1. The modified nano-cellulose reinforced soy protein adhesive is prepared from the following raw materials in parts by mass: 20-40% of soybean protein, 1-5% of butane tetracarboxylic acid, 0.5-3% of sodium hypophosphite, 30-70% of nano cellulose aqueous solution and 2-10% of a grafting agent; the grafting agent contains an epoxy group.

2. The modified nanocellulose-reinforced soy protein adhesive as claimed in claim 1, wherein the grafting agent is epichlorohydrin and/or glycidyl ether, and epoxy group in the glycidyl ether is not less than 2.

3. The modified nanocellulose-reinforced soy protein adhesive of claim 2, wherein said glycidyl ether is ethylene glycol diglycidyl ether, bisphenol a diglycidyl ether, pentaerythritol glycidyl ether, diethylene glycol diglycidyl ether, neopentyl glycol diglycidyl ether, or trimethylolpropane triglycidyl ether.

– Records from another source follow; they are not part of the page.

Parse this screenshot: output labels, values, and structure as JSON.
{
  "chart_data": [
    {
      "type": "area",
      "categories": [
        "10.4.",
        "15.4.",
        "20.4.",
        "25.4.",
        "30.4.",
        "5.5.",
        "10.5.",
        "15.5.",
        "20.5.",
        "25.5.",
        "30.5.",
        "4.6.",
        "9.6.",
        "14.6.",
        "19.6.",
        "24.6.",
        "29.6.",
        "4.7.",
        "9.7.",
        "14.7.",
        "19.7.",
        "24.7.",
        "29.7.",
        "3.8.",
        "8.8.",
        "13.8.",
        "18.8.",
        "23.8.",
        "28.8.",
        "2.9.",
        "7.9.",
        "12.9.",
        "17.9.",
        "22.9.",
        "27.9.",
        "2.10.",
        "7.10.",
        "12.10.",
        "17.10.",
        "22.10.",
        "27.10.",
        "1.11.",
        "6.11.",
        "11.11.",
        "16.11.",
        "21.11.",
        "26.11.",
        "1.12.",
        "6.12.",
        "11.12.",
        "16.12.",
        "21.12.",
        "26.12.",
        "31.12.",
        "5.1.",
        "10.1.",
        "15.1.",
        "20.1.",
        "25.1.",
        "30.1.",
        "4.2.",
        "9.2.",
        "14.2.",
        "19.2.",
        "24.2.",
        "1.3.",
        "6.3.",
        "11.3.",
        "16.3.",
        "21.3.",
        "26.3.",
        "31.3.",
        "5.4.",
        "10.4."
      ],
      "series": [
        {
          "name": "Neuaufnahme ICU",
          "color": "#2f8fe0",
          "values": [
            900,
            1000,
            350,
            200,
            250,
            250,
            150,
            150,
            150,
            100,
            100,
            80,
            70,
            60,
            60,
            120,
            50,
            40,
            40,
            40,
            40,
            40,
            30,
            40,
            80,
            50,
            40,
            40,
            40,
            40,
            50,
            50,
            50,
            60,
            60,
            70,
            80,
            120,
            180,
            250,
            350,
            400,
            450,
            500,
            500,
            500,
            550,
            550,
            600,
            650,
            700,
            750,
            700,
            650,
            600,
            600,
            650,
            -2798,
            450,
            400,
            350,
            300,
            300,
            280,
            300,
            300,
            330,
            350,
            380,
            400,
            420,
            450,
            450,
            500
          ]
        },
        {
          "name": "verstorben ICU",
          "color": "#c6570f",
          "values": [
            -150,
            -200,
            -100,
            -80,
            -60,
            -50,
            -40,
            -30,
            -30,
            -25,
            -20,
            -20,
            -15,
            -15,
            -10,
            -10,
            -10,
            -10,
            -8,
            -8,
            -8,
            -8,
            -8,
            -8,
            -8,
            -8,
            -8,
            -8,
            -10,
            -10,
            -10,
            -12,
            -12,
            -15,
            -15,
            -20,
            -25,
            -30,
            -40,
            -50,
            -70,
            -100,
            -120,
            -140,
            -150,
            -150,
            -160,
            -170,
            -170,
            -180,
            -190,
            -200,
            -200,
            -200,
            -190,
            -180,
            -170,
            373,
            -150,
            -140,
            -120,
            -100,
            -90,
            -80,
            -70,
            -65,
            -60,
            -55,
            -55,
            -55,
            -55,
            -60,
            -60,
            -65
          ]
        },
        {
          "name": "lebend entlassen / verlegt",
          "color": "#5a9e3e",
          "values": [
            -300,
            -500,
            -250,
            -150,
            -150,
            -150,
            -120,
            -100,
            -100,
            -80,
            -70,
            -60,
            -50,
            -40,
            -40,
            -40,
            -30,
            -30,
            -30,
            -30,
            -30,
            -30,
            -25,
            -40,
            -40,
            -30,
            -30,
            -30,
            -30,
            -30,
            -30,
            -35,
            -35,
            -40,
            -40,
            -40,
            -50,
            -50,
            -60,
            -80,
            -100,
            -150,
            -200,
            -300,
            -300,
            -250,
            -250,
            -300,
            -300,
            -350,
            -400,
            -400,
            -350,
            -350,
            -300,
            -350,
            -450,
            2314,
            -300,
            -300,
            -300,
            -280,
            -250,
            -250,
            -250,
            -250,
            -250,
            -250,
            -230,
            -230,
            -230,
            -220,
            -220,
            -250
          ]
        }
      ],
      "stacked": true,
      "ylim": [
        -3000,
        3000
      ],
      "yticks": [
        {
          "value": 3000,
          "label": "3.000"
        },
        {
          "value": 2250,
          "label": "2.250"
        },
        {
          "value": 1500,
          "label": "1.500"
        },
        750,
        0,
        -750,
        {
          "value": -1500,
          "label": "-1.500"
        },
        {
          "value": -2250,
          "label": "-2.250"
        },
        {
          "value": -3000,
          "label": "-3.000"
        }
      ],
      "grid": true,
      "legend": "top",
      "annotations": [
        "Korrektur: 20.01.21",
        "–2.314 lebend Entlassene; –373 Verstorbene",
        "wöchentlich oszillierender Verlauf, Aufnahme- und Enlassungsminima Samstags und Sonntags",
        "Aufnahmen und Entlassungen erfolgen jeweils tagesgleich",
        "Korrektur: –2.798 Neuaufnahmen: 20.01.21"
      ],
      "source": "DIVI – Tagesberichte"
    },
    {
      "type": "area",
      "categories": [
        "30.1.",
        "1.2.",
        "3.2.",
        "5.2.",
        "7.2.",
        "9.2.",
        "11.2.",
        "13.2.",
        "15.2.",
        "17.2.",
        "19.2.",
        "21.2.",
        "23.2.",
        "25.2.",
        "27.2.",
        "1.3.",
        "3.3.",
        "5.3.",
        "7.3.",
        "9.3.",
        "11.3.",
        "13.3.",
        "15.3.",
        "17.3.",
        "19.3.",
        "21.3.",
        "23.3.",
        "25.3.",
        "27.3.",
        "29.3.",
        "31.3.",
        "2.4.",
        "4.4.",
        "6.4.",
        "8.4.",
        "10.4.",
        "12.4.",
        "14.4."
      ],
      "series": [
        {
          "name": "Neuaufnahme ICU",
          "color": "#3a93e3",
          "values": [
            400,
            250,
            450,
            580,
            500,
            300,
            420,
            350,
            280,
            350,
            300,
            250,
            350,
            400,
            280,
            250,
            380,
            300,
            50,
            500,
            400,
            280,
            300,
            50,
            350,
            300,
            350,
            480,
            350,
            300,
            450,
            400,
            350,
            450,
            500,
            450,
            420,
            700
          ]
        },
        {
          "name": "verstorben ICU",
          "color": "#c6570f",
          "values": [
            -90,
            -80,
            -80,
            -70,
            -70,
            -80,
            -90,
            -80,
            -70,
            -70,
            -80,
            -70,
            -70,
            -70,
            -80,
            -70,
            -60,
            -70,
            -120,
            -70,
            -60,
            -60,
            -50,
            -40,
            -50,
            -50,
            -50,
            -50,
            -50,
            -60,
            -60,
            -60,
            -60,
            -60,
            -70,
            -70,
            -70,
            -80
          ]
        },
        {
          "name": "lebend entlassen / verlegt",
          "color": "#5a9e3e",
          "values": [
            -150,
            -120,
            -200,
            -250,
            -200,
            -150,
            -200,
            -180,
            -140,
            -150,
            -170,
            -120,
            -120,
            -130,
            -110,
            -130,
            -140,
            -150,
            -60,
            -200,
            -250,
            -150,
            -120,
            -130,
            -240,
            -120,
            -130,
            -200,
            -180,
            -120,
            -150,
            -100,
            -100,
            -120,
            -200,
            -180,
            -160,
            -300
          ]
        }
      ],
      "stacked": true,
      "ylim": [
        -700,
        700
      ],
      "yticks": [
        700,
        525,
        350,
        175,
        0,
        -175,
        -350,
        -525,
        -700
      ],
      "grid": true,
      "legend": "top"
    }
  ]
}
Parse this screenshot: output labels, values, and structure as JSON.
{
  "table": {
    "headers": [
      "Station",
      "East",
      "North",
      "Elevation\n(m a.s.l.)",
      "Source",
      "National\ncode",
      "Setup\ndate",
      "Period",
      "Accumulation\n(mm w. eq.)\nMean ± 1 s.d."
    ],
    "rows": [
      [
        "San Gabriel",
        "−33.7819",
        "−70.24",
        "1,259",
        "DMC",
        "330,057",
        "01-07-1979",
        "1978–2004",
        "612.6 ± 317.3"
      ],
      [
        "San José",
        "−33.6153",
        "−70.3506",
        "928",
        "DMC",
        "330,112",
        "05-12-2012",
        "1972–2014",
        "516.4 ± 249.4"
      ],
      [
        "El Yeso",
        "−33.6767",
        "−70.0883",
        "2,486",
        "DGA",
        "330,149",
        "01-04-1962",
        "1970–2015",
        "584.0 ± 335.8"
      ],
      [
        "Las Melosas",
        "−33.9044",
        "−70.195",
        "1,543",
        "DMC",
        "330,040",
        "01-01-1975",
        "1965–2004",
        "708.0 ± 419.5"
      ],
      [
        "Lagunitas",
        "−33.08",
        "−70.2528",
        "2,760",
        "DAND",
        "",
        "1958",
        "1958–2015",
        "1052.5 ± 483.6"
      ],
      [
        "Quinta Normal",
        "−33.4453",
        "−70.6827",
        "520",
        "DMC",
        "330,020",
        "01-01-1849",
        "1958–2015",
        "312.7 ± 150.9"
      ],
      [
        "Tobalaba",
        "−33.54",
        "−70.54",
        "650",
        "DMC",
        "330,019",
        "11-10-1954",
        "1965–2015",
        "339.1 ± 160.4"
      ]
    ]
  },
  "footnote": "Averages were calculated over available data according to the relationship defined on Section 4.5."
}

4. The modified nanocellulose-enhanced soybean protein adhesive as claimed in claim 1, wherein the soybean protein is defatted soybean flour, defatted soybean meal or soybean protein isolate, and is processed into powder by crushing, wherein the particle size is not less than 200 meshes, and the oil content is less than 5%.

5. The preparation method of the modified nanocellulose-reinforced soy protein adhesive according to any one of claims 1 to 4, comprising the following steps:

(1) adding 1,2,3, 4-butanetetracarboxylic acid and sodium hypophosphite into a nano cellulose aqueous solution, and stirring for 1-3h in a water bath at 40-60 ℃ to obtain esterified nano cellulose containing carboxyl;

(2) adding a grafting agent into the obtained reactant (1), adjusting the pH value to 8-10, and carrying out heat preservation reaction at 35 ℃ for 1-3h to obtain epoxy-containing nanocellulose;

(3) adding the soybean protein into the reaction product (2), and reacting at room temperature for 1-2h to obtain the modified nano-cellulose reinforced soybean protein adhesive.

6. The preparation method of the modified nanocellulose-reinforced soy protein adhesive according to claim 5, wherein the preparation method comprises the following steps: the reagent for adjusting the pH value is one or a mixture of more of sodium hydroxide, calcium hydroxide, potassium hydroxide, barium hydroxide, sodium carbonate or potassium carbonate.